The Mozart Piano Sonata No .12 in F Major, K. 332 (1783)–an old Horowitz staple–allows Sigurdsson to bask in its delicate tracery, often in the empfindsamkeit mode of Mozart’s predecessor, C.P.E. Bach, especially the exquisite Adagio in B-flat Major. Sigurdsson molds the opening movement with tender affection, happily repeating the stylistic courtesy to the Adagio. The rapid 6/8 Allegro assai bursts forth with manly vigor, shapely and architecturally canny. The four-beat bass line asserts itself neatly, the harmonies occasionally becoming audacious in the passing way that Mozart can anticipate much of our musical future.  The Alberti figures and Mozart’s idiosyncratic bravura combine elegantly through Sigurdsson, whose intelligently rapt fluency will doubtless invite more Mozart invitations of the same high order.

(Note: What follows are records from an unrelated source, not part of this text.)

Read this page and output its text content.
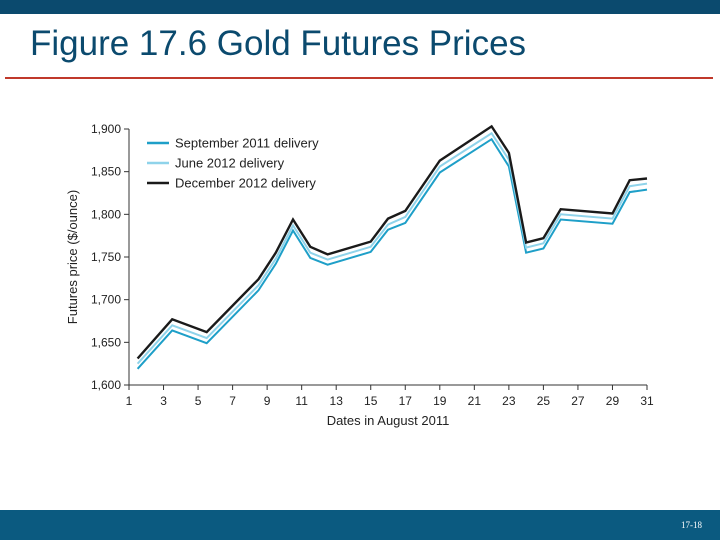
Figure 17.6 Gold Futures Prices
1,600
1,650
1,700
1,750
1,800
1,850
1,900
1 3 5 7 9 11 13 15 17 19 21 23 25 27 29 31
September 2011 delivery
June 2012 delivery
December 2012 delivery
Dates in August 2011
Futures price ($/ounce)
17-18
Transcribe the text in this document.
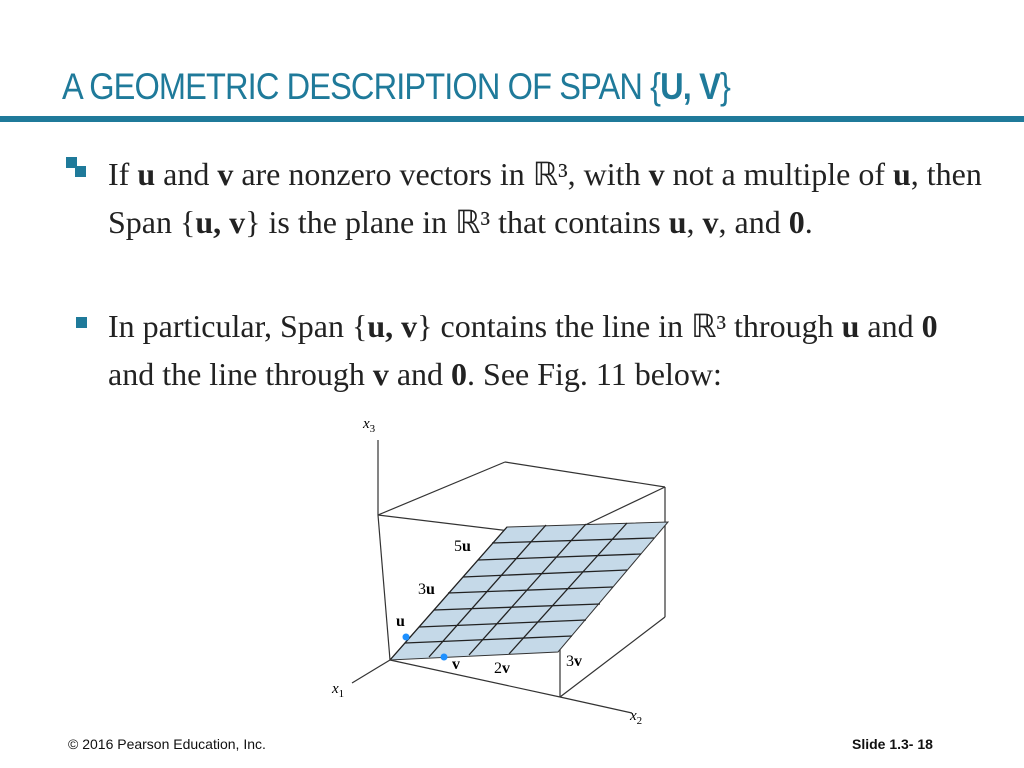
A GEOMETRIC DESCRIPTION OF SPAN {U, V}
If u and v are nonzero vectors in ℝ³, with v not a multiple of u, then Span {u, v} is the plane in ℝ³ that contains u, v, and 0.
In particular, Span {u, v} contains the line in ℝ³ through u and 0 and the line through v and 0. See Fig. 11 below:
$x_3$
$x_1$
$x_2$
5u
3u
u
v 2v	3v
© 2016 Pearson Education, Inc.	Slide 1.3- 18
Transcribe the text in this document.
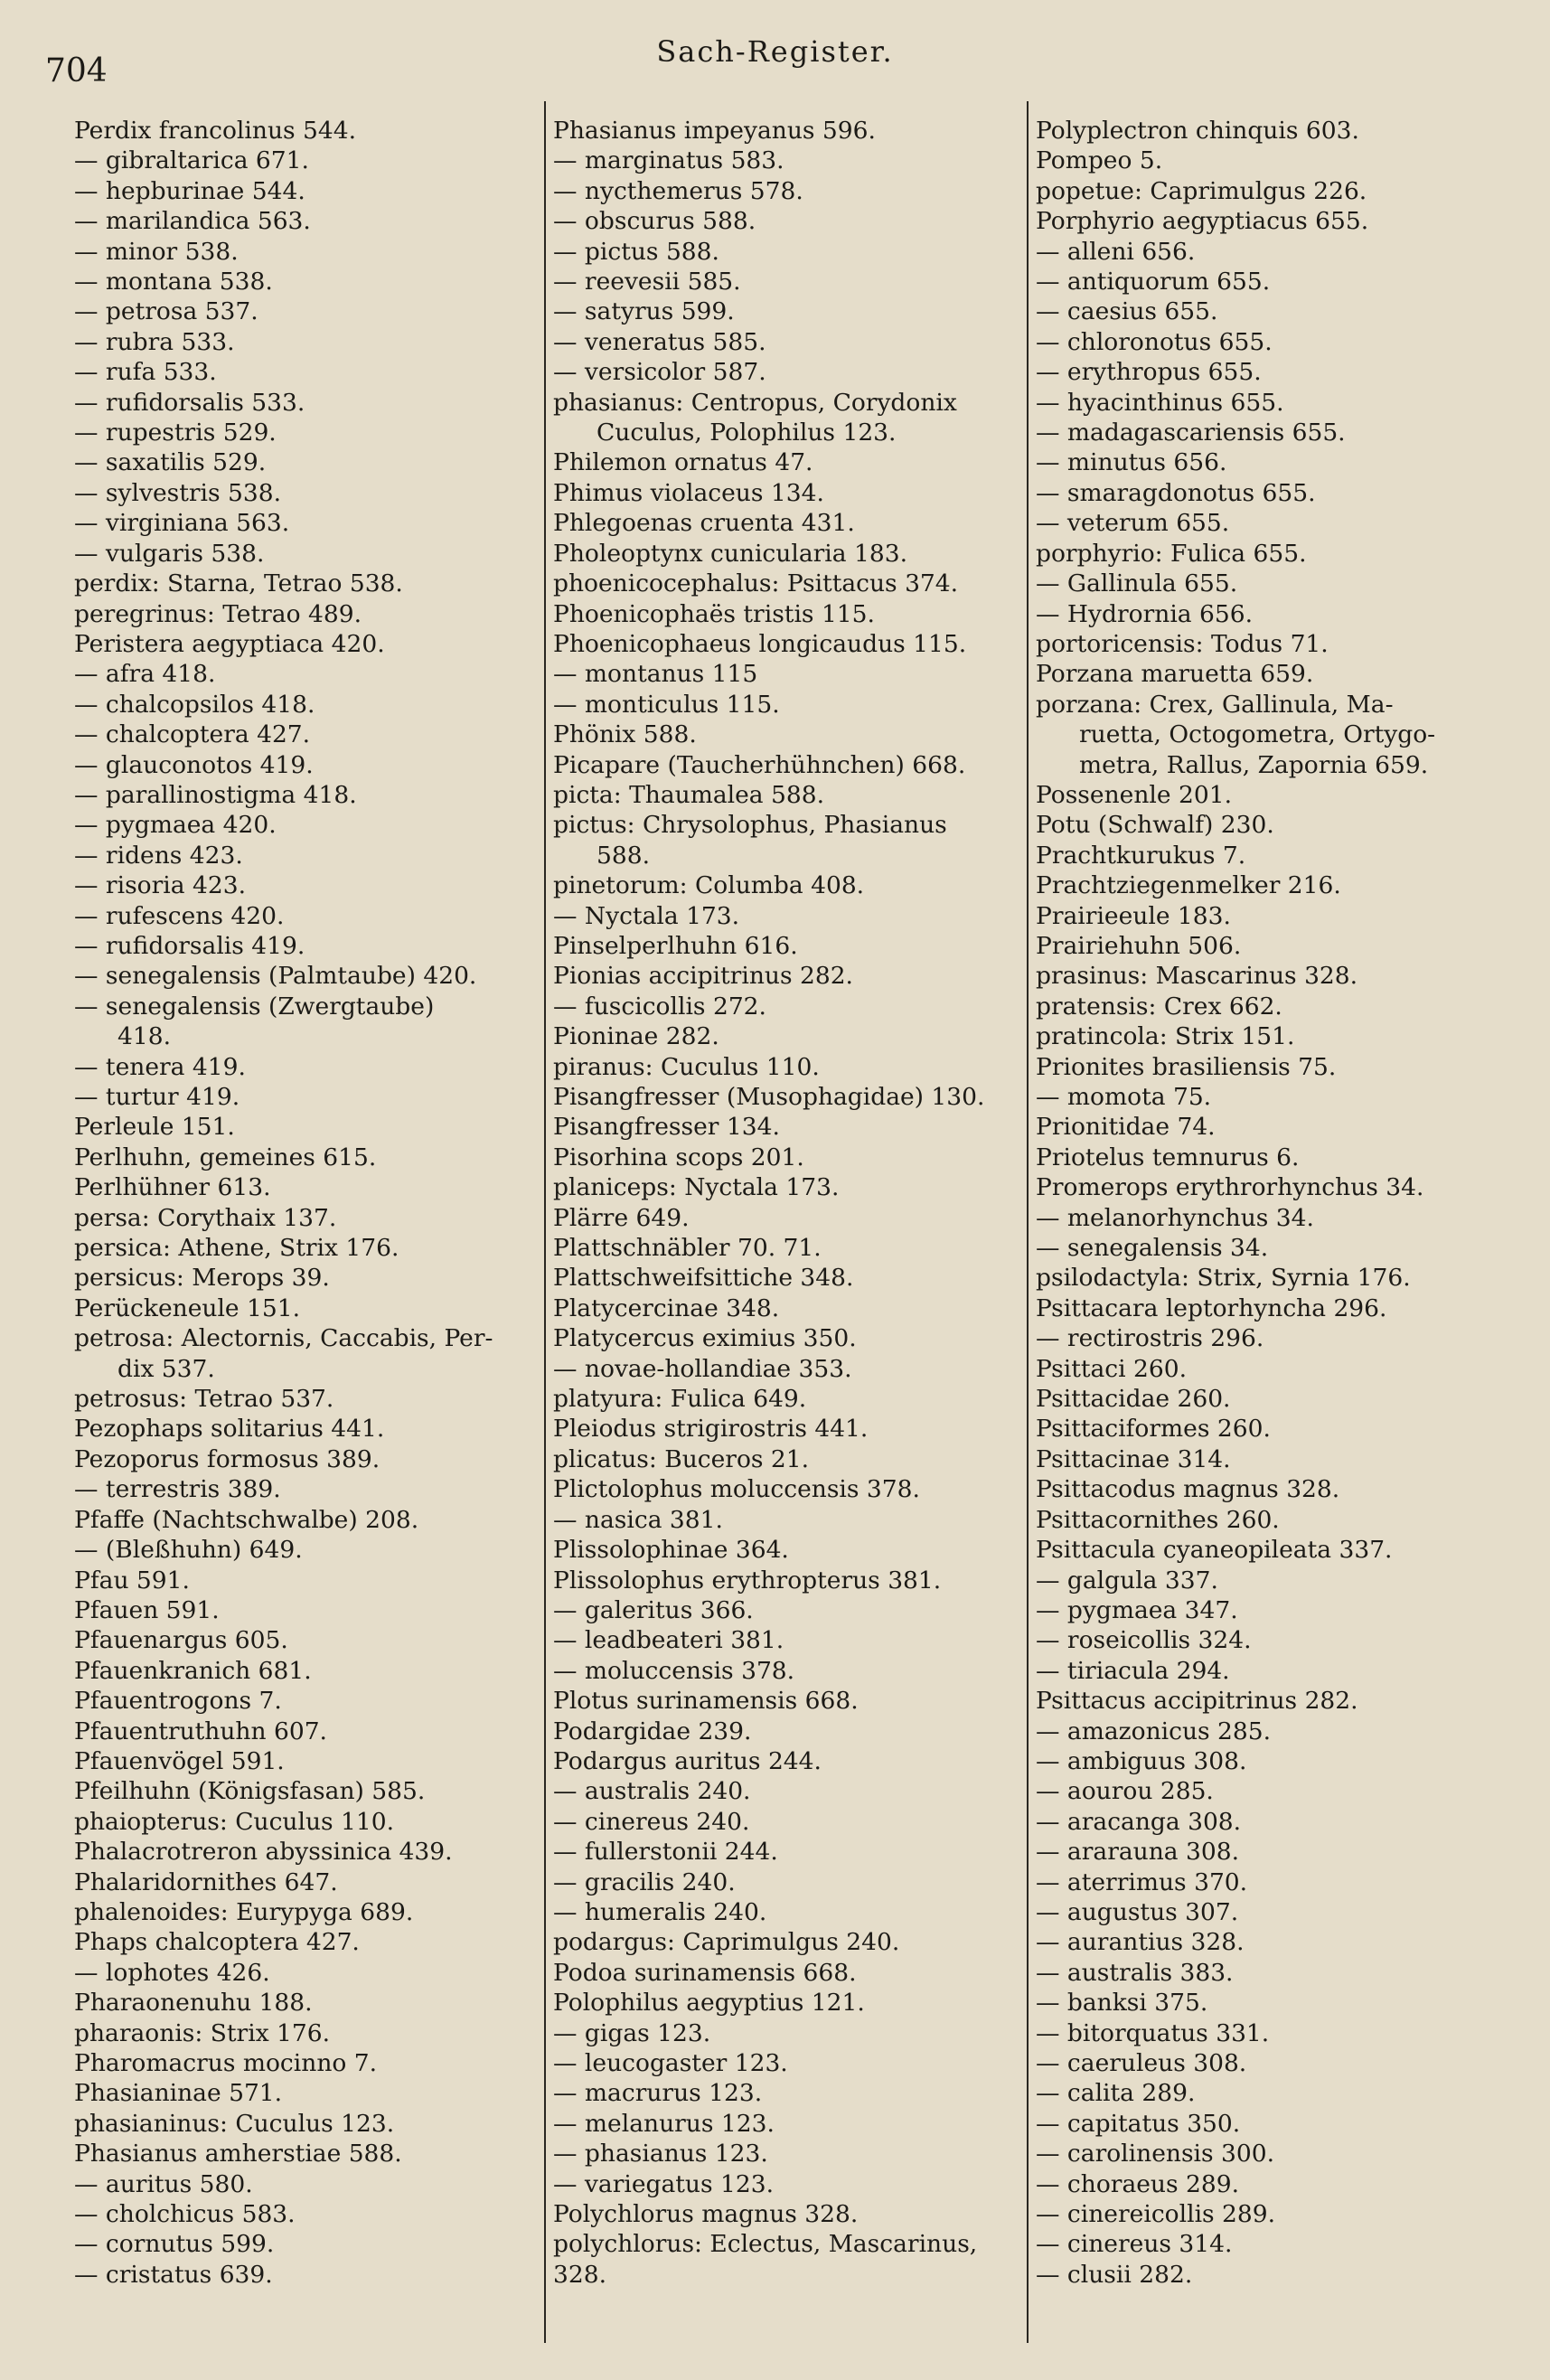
704
Sach-Register.
Perdix francolinus 544.
— gibraltarica 671.
— hepburinae 544.
— marilandica 563.
— minor 538.
— montana 538.
— petrosa 537.
— rubra 533.
— rufa 533.
— rufidorsalis 533.
— rupestris 529.
— saxatilis 529.
— sylvestris 538.
— virginiana 563.
— vulgaris 538.
perdix: Starna, Tetrao 538.
peregrinus: Tetrao 489.
Peristera aegyptiaca 420.
— afra 418.
— chalcopsilos 418.
— chalcoptera 427.
— glauconotos 419.
— parallinostigma 418.
— pygmaea 420.
— ridens 423.
— risoria 423.
— rufescens 420.
— rufidorsalis 419.
— senegalensis (Palmtaube) 420.
— senegalensis (Zwergtaube)
418.
— tenera 419.
— turtur 419.
Perleule 151.
Perlhuhn, gemeines 615.
Perlhühner 613.
persa: Corythaix 137.
persica: Athene, Strix 176.
persicus: Merops 39.
Perückeneule 151.
petrosa: Alectornis, Caccabis, Per-
dix 537.
petrosus: Tetrao 537.
Pezophaps solitarius 441.
Pezoporus formosus 389.
— terrestris 389.
Pfaffe (Nachtschwalbe) 208.
— (Bleßhuhn) 649.
Pfau 591.
Pfauen 591.
Pfauenargus 605.
Pfauenkranich 681.
Pfauentrogons 7.
Pfauentruthuhn 607.
Pfauenvögel 591.
Pfeilhuhn (Königsfasan) 585.
phaiopterus: Cuculus 110.
Phalacrotreron abyssinica 439.
Phalaridornithes 647.
phalenoides: Eurypyga 689.
Phaps chalcoptera 427.
— lophotes 426.
Pharaonenuhu 188.
pharaonis: Strix 176.
Pharomacrus mocinno 7.
Phasianinae 571.
phasianinus: Cuculus 123.
Phasianus amherstiae 588.
— auritus 580.
— cholchicus 583.
— cornutus 599.
— cristatus 639.
Phasianus impeyanus 596.
— marginatus 583.
— nycthemerus 578.
— obscurus 588.
— pictus 588.
— reevesii 585.
— satyrus 599.
— veneratus 585.
— versicolor 587.
phasianus: Centropus, Corydonix
Cuculus, Polophilus 123.
Philemon ornatus 47.
Phimus violaceus 134.
Phlegoenas cruenta 431.
Pholeoptynx cunicularia 183.
phoenicocephalus: Psittacus 374.
Phoenicophaës tristis 115.
Phoenicophaeus longicaudus 115.
— montanus 115
— monticulus 115.
Phönix 588.
Picapare (Taucherhühnchen) 668.
picta: Thaumalea 588.
pictus: Chrysolophus, Phasianus
588.
pinetorum: Columba 408.
— Nyctala 173.
Pinselperlhuhn 616.
Pionias accipitrinus 282.
— fuscicollis 272.
Pioninae 282.
piranus: Cuculus 110.
Pisangfresser (Musophagidae) 130.
Pisangfresser 134.
Pisorhina scops 201.
planiceps: Nyctala 173.
Plärre 649.
Plattschnäbler 70. 71.
Plattschweifsittiche 348.
Platycercinae 348.
Platycercus eximius 350.
— novae-hollandiae 353.
platyura: Fulica 649.
Pleiodus strigirostris 441.
plicatus: Buceros 21.
Plictolophus moluccensis 378.
— nasica 381.
Plissolophinae 364.
Plissolophus erythropterus 381.
— galeritus 366.
— leadbeateri 381.
— moluccensis 378.
Plotus surinamensis 668.
Podargidae 239.
Podargus auritus 244.
— australis 240.
— cinereus 240.
— fullerstonii 244.
— gracilis 240.
— humeralis 240.
podargus: Caprimulgus 240.
Podoa surinamensis 668.
Polophilus aegyptius 121.
— gigas 123.
— leucogaster 123.
— macrurus 123.
— melanurus 123.
— phasianus 123.
— variegatus 123.
Polychlorus magnus 328.
polychlorus: Eclectus, Mascarinus,
328.
Polyplectron chinquis 603.
Pompeo 5.
popetue: Caprimulgus 226.
Porphyrio aegyptiacus 655.
— alleni 656.
— antiquorum 655.
— caesius 655.
— chloronotus 655.
— erythropus 655.
— hyacinthinus 655.
— madagascariensis 655.
— minutus 656.
— smaragdonotus 655.
— veterum 655.
porphyrio: Fulica 655.
— Gallinula 655.
— Hydrornia 656.
portoricensis: Todus 71.
Porzana maruetta 659.
porzana: Crex, Gallinula, Ma-
ruetta, Octogometra, Ortygo-
metra, Rallus, Zapornia 659.
Possenenle 201.
Potu (Schwalf) 230.
Prachtkurukus 7.
Prachtziegenmelker 216.
Prairieeule 183.
Prairiehuhn 506.
prasinus: Mascarinus 328.
pratensis: Crex 662.
pratincola: Strix 151.
Prionites brasiliensis 75.
— momota 75.
Prionitidae 74.
Priotelus temnurus 6.
Promerops erythrorhynchus 34.
— melanorhynchus 34.
— senegalensis 34.
psilodactyla: Strix, Syrnia 176.
Psittacara leptorhyncha 296.
— rectirostris 296.
Psittaci 260.
Psittacidae 260.
Psittaciformes 260.
Psittacinae 314.
Psittacodus magnus 328.
Psittacornithes 260.
Psittacula cyaneopileata 337.
— galgula 337.
— pygmaea 347.
— roseicollis 324.
— tiriacula 294.
Psittacus accipitrinus 282.
— amazonicus 285.
— ambiguus 308.
— aourou 285.
— aracanga 308.
— ararauna 308.
— aterrimus 370.
— augustus 307.
— aurantius 328.
— australis 383.
— banksi 375.
— bitorquatus 331.
— caeruleus 308.
— calita 289.
— capitatus 350.
— carolinensis 300.
— choraeus 289.
— cinereicollis 289.
— cinereus 314.
— clusii 282.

Schumann’s G Minor Piano Sonata (1836-1838) synthesizes his desire to adhere to traditional classical forms while expressing fully his rapturous multifaceted personality, even while celebrating and adjusting his earlier “Concerto without orchestra” meant for Clara Wieck. The driving syncopes and brilliant colors thrown in to the relative major pose no hardship for Sigurdsson, who maintains Schumann’s capricious first-movement indications about ever faster tempos. The mercurial but through-composed fire may still relate to E.T.A. Hoffmann’s Kreisler, celebrated in Schumann’s Op. 16. The 6/8 Andantino contrasts immediately with its simple charm and rocking motion, a throwback to elements from Kinderszenen. The Scherzo concentrates Schumann’s agogic impulses even more, to a mere sixty-four bars, of which only eight are to be repeated.  The final Rondo compresses the whole idea of sonata-form into a tripartite structure, a lesson Schumann leaned from Beethoven’s Ninth. Sigurdsson makes a well-wrought case for both suppleness and subtlety of expression, his middle and upper registers a pearly flow of running figures. The three-hand effects come off in brilliant array, the performance as mature in spirit as it is enthusiastic.  A master of several styles, this talent from the Northern lights.